VERNET'S "ALPHABET OF TONES."

It was the custom of Vernet to rise with the lark, and he often walked forth before dawn and spent the whole day in wandering about the surrounding country, to study the ever changing face of nature. He watched the various hues presented by the horizon at different hours of the day. He soon found that with all his powers of observation and pencil, great and impassioned as they were, he could not keep pace with the rapidly changing and evanescent hues of the morning and evening sky. He began to despair of ever being able to represent on canvass the moving harmony of those pictures which nature required so little time to execute in such perfection, and which so quickly passed away. At length, after long contemplating how he could best succeed in catching and transferring these furtive tints to his canvass, bethought himself of a contrivance which he called his Alphabet of tones, and which is described by Renou in his "Art de Peindre."

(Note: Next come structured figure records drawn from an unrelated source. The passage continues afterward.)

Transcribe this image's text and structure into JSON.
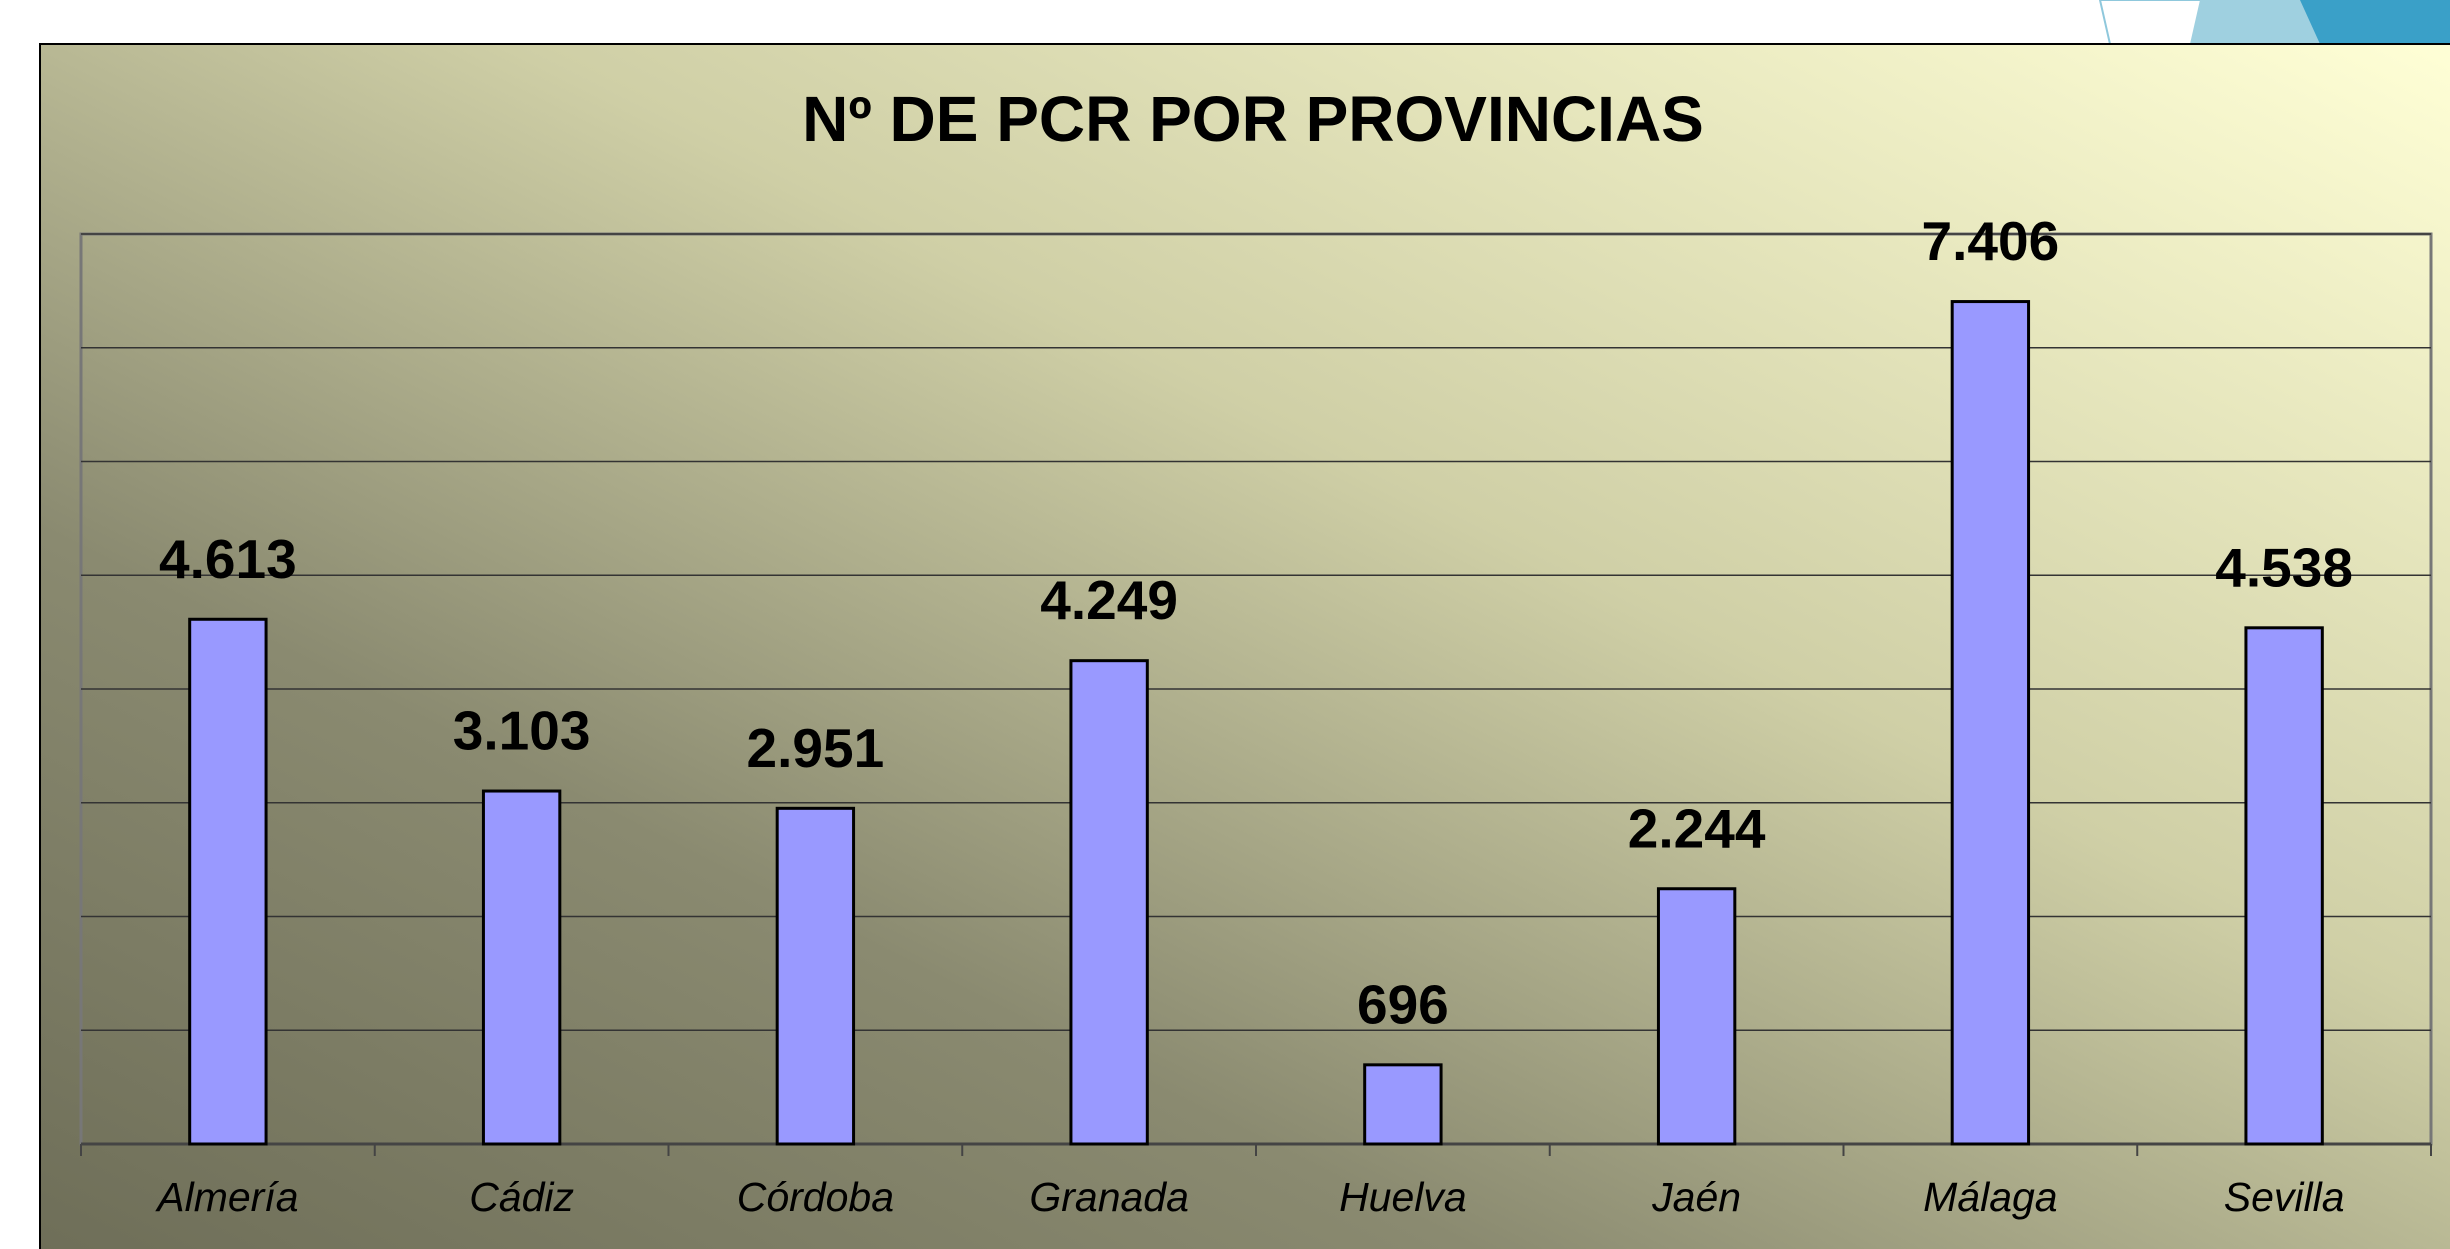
{
  "chart_data": {
    "type": "bar",
    "title": "Nº DE PCR POR PROVINCIAS",
    "categories": [
      "Almería",
      "Cádiz",
      "Córdoba",
      "Granada",
      "Huelva",
      "Jaén",
      "Málaga",
      "Sevilla"
    ],
    "values": [
      4613,
      3103,
      2951,
      4249,
      696,
      2244,
      7406,
      4538
    ],
    "value_labels": [
      "4.613",
      "3.103",
      "2.951",
      "4.249",
      "696",
      "2.244",
      "7.406",
      "4.538"
    ],
    "color": "#9999ff",
    "ylim": [
      0,
      8000
    ],
    "yticks": [
      0,
      1000,
      2000,
      3000,
      4000,
      5000,
      6000,
      7000,
      8000
    ],
    "grid": true
  }
}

The various characters of this alphabet are joined together, and correspond to an equal number of different tints; if Vernet saw the sun rise silvery and fresh, or set in the colors of crimson; or if he saw a storm approaching or disappearing, he opened his table and set down the gradations of the tones he admired, as quickly as he could write ten or twelve letters on a piece of paper. After having thus noted down in short hand, the beauties of the sky and the accidental effects of nature, he returned to his studio, and endeavored to make stationary on canvass the moving picture he had just been contemplating. Effects which had long disappeared were thus recomposed in all their charming harmony to delight the eye of every lover of painting.